Winds were blowing out of the west the whole weekend, though at first they weren’t very strong. Kelly took the helm to begin with, reacquainting herself to the whole process. Hallie took a turn after she did: the first time she’s piloted on her own. I took a turn after that once the winds picked up a bit more.

We sailed in a direction different than we usually do. Typically we go east to Eaton’s Ferry and return. Saturday we went west, sailing all the way down to the I-85 bridge. That end of the lake seems much bigger than the eastern side. We saw a lot that we don’t normally see, including a platform of some type right in the middle of the lake, complete with scraggly pines surrounding it and some sort of large bird guarding a nest on top. After a few pictures of the platform, we turned around.

Normally sailors like to have the wind at their backs. It can be much less work. In our case, though, we were unequipped to properly take advantage of it. With wind behind you, the sail that gives you the fastest ride is the spinnaker: a giant rocket of a sail that balloons up like a parachute. We had the spinnaker but no clue how to rig it (and possibly a part missing to do so), so we made do with the sails spread like wings. This worked fine until the wind shifted a bit, at which point one of the sails would go flying in the opposite direction and the careful balance would be disturbed.

I hoped to put the boat in Saturday without cranking the engine but we ran out of wind short of the harbor. It was getting late so we had to move along. Hallie, who was having the time of her life, helpfully suggested we drop anchor and spend the night on the boat. That will have to wait until another time!

We parked the boat at the dock for the night and had the kids in bed by 8:30 last night.

This morning we enjoyed a nice breakfast before heading back for Day Two of sailing. We arrived at the lake around 10:30. With the boat already partially rigged it was easy to get going again. I took the time to connect the engine’s alternator leads to the boat’s battery so that we could put a charge into it while the engine ran. It was the first time I have tried charging the battery this way and it appeared successful. I don’t like having to twist the bare wires together, however, so I’m still looking for a suitable plug arrangement to add to it.

We went our typical direction today: east, towards Eaton’s Ferry. Kelly took the helm the whole trip out, making use of a strong wind to get us out there in record time. She seemed much more comfortable at the helm, and I felt comfortable going below to read stories to the kids. Occasionally, she would ask me to come topside to help with something but generally she skippered the boat herself. I am very proud of her!

The wind had picked up quite a bit by the time we made it to Eaton’s Ferry. I finagled the helm away from Kelly at that point and began the first of a long series of tacks upwind to get us back to the lakehouse.

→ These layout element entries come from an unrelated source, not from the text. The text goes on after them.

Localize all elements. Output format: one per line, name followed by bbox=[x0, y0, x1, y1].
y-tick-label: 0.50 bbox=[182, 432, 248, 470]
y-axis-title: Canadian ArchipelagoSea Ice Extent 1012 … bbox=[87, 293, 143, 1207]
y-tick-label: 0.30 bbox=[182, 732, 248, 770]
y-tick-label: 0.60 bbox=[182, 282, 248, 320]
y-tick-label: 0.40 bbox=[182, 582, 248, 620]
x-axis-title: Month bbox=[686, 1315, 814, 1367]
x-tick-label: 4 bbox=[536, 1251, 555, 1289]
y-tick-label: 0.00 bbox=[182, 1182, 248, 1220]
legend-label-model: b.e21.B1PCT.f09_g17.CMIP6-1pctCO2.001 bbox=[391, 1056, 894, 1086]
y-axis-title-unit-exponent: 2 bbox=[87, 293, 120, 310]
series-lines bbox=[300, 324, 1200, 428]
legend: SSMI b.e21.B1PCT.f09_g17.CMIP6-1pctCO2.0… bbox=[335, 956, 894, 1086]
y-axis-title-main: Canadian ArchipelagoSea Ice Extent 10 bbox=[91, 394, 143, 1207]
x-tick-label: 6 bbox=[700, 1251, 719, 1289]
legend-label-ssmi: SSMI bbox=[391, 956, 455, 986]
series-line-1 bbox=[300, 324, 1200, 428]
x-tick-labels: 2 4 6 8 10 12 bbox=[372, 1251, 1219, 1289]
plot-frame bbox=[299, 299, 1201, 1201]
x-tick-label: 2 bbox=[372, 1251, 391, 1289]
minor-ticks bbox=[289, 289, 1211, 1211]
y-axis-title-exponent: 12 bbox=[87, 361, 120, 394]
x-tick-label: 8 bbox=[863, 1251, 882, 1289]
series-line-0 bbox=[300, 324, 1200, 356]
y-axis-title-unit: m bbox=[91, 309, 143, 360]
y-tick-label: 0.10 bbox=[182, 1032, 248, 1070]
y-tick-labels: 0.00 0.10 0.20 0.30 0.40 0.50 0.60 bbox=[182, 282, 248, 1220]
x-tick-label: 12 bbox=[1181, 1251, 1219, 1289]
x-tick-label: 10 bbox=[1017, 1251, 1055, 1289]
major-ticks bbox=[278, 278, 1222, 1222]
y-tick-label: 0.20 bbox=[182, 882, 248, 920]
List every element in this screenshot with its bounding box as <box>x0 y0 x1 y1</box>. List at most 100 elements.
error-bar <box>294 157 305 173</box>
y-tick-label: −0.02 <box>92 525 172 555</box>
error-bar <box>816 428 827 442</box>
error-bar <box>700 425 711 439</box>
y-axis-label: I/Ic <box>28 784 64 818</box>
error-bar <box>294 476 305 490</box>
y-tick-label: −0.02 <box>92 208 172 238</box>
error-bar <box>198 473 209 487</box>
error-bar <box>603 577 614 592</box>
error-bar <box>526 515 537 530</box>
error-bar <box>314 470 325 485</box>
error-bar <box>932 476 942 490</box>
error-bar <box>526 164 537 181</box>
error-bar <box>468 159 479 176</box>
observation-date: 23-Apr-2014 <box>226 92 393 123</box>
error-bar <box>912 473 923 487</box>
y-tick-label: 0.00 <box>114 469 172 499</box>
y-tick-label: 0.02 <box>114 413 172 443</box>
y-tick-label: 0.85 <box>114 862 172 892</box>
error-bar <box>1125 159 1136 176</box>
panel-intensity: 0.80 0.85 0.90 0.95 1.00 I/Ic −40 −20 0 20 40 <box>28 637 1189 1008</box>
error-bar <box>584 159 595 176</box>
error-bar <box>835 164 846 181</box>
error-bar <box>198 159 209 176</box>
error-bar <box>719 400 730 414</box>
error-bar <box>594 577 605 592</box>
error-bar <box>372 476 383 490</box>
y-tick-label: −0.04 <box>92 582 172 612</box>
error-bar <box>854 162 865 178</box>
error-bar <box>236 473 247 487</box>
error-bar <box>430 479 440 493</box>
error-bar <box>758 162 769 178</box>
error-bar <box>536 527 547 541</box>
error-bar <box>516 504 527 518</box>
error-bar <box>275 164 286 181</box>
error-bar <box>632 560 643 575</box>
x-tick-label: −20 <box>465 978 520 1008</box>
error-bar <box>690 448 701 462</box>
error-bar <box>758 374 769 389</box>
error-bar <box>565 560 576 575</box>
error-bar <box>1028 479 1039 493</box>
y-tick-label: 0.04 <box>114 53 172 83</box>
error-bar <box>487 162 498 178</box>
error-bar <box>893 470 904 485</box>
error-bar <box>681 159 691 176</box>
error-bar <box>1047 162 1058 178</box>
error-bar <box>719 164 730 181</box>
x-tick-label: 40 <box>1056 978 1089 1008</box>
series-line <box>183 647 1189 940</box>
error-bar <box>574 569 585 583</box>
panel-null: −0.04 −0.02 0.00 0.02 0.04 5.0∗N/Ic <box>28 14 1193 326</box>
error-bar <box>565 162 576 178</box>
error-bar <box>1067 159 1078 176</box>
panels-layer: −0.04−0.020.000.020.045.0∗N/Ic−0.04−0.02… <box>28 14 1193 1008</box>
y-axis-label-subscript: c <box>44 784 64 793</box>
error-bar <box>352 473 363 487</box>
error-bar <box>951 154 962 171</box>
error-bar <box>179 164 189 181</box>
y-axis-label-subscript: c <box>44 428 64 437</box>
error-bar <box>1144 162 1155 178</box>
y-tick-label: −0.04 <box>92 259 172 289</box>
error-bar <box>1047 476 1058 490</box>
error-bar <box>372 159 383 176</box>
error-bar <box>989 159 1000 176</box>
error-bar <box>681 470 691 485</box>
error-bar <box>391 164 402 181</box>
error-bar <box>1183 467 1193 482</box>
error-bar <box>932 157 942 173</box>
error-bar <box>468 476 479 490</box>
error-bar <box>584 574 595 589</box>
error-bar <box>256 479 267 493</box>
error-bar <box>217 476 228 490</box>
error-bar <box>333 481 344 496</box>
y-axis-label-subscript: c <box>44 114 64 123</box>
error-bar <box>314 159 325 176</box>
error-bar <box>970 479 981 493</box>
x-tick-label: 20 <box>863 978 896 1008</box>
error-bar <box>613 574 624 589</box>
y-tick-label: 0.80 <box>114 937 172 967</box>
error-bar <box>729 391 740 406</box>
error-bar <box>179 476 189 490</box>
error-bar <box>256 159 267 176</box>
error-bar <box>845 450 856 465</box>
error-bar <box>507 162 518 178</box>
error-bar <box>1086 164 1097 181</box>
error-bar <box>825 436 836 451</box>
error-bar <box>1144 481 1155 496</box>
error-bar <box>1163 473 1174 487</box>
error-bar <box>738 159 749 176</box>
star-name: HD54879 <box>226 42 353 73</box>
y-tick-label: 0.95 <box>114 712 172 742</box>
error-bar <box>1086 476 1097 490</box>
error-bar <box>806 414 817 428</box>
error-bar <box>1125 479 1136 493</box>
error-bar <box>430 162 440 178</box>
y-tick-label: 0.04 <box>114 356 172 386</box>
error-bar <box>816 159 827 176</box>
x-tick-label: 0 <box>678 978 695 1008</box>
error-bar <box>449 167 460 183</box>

The problem now was facing a wind blowing exactly from the direction we wished to go. One cannot sail directly upwind, so one sails as close as practicable and tacks when one must. Several times I would set a course to bring us past a point, only to be thwarted by changing wind into tacking again. There were several “last tacks” on the way home.

Kelly looked at me near the end of one and asked how I was doing.

“Tired,” I replied. “I’m ready to get out of here!” As I said it I realized I’d never said that before anytime I was sailing. Truth is, in spite of our fun I had a headache all day long and the sun was making me cranky. Still, to paraphrase the saying: a bad day sailing is better than a good day at the office.

We got back to the lakehouse just about the time we hoped we would. We packed up our stuff and soon headed back home. The kids are now bathed and safely in their beds. Kelly and I are at our desks, wondering why they seem to be bobbing up and down. In a few minutes, we’ll crank up our Netflix movie to top off the weekend.

It was a fine start to our sailing season.